Things could be worse. You wonder why I have the gall to say that while sitting comfortably on my porch on the bluff side of the road, overlooking a beautiful gold tassled field of sturdy green stalks of corn, under a blue sky, listening to tweeting birds, swatting a bug or two. Besides the fact that I know now, here in the Heartland, things can change in a beat or two, due to the whims of Mother Nature; yet I can't help think of my brother, stuck in traffic on the freeways of Southern California. Three times lately we have spoken on the phone - first while he was on the 91 amidst a traffic jam which had allowed him to move 15 miles in 45 minutes. Try to visualize, with audio and sensitivity, the miles and miles of concrete, noise and heat, along with emotions of frustration with other drivers and the knowledge you are missing dinner at home with the wife and kids. If you think your commute from Nebraska City to Fremont County on the weekend is a pain, you hardly know the meaning of the word 'commute'.

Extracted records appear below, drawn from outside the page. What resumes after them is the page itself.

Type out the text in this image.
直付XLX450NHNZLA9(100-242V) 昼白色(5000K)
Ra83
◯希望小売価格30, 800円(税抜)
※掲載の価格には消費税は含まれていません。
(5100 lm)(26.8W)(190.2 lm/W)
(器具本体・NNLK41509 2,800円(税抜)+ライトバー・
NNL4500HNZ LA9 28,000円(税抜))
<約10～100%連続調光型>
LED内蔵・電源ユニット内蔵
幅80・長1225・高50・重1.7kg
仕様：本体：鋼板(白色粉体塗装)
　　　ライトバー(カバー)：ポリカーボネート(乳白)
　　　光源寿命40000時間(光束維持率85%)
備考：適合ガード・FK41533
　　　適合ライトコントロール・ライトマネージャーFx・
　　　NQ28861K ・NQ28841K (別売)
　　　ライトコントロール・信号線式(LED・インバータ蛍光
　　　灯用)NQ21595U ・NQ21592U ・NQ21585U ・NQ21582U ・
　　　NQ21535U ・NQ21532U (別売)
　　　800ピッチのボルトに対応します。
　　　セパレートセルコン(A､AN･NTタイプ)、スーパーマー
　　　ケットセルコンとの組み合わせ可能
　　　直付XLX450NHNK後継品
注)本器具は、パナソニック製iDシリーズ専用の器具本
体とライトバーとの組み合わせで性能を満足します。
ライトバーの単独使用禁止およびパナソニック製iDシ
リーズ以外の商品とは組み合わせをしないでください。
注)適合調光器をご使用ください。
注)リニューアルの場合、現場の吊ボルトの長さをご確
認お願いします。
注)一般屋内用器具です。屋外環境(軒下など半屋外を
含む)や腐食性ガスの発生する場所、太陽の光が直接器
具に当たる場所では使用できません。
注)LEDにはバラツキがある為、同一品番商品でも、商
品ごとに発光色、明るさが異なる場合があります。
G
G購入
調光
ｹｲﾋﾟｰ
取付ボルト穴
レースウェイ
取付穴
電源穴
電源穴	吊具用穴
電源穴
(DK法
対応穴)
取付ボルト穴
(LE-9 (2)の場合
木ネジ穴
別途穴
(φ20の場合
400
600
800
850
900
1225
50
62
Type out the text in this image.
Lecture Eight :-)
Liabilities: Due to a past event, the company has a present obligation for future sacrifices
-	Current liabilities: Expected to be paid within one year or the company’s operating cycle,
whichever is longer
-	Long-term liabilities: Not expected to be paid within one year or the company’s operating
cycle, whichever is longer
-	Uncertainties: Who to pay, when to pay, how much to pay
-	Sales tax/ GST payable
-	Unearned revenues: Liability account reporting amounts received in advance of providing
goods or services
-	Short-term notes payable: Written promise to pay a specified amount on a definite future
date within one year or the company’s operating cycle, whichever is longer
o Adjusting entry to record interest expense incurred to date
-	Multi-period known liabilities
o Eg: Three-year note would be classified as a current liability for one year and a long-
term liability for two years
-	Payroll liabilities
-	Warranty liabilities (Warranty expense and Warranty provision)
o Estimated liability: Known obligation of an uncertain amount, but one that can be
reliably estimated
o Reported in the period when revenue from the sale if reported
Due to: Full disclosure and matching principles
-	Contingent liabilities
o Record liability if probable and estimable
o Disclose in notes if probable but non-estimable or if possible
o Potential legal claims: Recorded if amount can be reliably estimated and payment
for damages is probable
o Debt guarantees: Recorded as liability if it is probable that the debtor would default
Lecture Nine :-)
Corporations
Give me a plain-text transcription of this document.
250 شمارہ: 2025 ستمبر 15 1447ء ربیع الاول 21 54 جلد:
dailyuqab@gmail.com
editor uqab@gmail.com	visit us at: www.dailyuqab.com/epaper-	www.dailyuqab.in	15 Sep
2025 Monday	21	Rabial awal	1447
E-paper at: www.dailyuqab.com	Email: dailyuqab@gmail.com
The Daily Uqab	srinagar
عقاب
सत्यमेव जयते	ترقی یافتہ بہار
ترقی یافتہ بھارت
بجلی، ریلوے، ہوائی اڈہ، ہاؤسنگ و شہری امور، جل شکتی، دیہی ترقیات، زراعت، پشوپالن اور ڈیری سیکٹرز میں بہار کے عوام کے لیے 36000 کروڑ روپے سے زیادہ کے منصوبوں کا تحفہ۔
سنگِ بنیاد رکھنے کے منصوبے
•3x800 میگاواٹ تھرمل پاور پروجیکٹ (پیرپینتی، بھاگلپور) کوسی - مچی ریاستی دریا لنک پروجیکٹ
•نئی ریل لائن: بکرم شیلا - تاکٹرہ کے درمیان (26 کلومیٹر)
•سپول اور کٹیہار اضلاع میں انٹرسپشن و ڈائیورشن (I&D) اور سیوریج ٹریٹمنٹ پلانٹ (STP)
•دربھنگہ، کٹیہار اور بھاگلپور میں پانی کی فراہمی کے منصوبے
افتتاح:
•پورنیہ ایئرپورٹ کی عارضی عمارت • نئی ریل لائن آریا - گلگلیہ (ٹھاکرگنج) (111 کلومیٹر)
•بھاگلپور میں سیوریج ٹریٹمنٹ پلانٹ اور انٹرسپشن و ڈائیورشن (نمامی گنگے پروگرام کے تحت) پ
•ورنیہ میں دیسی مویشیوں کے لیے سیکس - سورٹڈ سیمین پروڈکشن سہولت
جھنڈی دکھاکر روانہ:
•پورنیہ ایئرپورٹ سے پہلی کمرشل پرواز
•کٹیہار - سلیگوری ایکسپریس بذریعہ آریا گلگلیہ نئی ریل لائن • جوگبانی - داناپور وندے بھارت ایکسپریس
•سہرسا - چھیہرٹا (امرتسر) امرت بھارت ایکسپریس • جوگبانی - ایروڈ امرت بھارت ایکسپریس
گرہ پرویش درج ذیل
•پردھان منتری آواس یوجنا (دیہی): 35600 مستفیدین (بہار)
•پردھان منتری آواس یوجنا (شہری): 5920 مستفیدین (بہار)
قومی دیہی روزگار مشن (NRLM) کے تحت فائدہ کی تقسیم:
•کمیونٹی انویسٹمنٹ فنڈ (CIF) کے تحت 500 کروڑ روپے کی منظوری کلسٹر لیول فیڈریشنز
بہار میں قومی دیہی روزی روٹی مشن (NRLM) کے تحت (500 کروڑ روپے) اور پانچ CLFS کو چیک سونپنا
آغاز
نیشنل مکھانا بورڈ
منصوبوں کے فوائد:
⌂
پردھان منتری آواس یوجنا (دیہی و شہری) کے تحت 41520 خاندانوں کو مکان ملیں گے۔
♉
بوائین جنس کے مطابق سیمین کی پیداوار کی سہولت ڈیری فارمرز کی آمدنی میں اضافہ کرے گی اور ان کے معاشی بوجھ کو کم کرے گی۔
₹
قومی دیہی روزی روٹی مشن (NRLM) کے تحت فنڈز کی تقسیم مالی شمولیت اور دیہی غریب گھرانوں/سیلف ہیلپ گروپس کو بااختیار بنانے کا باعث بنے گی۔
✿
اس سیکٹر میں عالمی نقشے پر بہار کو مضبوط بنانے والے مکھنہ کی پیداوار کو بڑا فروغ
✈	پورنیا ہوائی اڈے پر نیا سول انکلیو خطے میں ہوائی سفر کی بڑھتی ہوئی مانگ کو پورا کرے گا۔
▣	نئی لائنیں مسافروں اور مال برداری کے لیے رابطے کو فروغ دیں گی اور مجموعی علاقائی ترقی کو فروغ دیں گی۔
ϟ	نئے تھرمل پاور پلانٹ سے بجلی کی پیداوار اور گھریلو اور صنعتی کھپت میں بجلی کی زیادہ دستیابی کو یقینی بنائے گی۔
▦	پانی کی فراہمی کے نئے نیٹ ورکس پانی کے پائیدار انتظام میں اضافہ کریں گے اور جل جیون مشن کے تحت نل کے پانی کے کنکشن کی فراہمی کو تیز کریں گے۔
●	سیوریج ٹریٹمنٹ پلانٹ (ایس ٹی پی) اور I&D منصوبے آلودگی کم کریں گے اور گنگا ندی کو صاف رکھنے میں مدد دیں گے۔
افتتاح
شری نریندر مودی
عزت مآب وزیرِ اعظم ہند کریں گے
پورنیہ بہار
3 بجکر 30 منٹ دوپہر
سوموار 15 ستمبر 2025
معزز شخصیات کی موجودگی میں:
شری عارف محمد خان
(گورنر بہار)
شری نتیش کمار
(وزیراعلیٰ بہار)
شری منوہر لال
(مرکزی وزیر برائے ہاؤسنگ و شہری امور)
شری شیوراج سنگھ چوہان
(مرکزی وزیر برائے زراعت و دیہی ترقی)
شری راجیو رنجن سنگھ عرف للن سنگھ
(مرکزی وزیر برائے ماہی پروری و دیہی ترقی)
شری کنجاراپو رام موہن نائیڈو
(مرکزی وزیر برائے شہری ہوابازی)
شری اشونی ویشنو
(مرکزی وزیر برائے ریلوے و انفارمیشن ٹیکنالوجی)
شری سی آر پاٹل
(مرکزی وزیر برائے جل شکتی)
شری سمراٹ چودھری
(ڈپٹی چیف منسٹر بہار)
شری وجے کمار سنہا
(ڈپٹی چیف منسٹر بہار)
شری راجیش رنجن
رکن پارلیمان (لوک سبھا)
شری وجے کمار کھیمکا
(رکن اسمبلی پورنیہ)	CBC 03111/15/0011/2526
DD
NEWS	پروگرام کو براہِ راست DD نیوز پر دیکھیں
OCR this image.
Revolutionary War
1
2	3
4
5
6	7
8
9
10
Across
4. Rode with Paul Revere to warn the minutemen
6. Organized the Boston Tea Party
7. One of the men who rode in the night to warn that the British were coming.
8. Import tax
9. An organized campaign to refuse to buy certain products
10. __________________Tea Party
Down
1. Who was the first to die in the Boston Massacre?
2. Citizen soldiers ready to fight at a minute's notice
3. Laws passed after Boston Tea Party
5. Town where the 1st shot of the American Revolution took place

The second time I spoke with my brother he was going south on the 101, happy to have gotten his tires fixed after running over something on the road, which had made him two hours late to his business meeting. And the third time on the 60 heading east, returning from a family wedding, with children in the back seat expanding their education while counting blue trucks, red trucks and yellow trucks. (I always felt nervous, driving with children on the freeways, subjecting their small eyes and ears to the big, loud traffic that surrounded them, as well as other dangers).
Oh yea, another time we talked while he was on the road, but who cares really where or when, as it was all just as before. The silver lining though, is that he has the time to converse, which otherwise is rare.
Now on the news is the story of Carmeggedon. The 405, as busy a freeway as it gets, will be shut down for a few days for bridge repair. Imagine so many cars spilling onto city streets. Some people are buying supplies and will hunker down for the time, while others are thinking about a huge party on a section of the closed route. And if you can get there, the Malibu Pier will have free carnival rides.
From this vantage point, wouldn't you say that a man-made hell is tougher than Mother Nature's?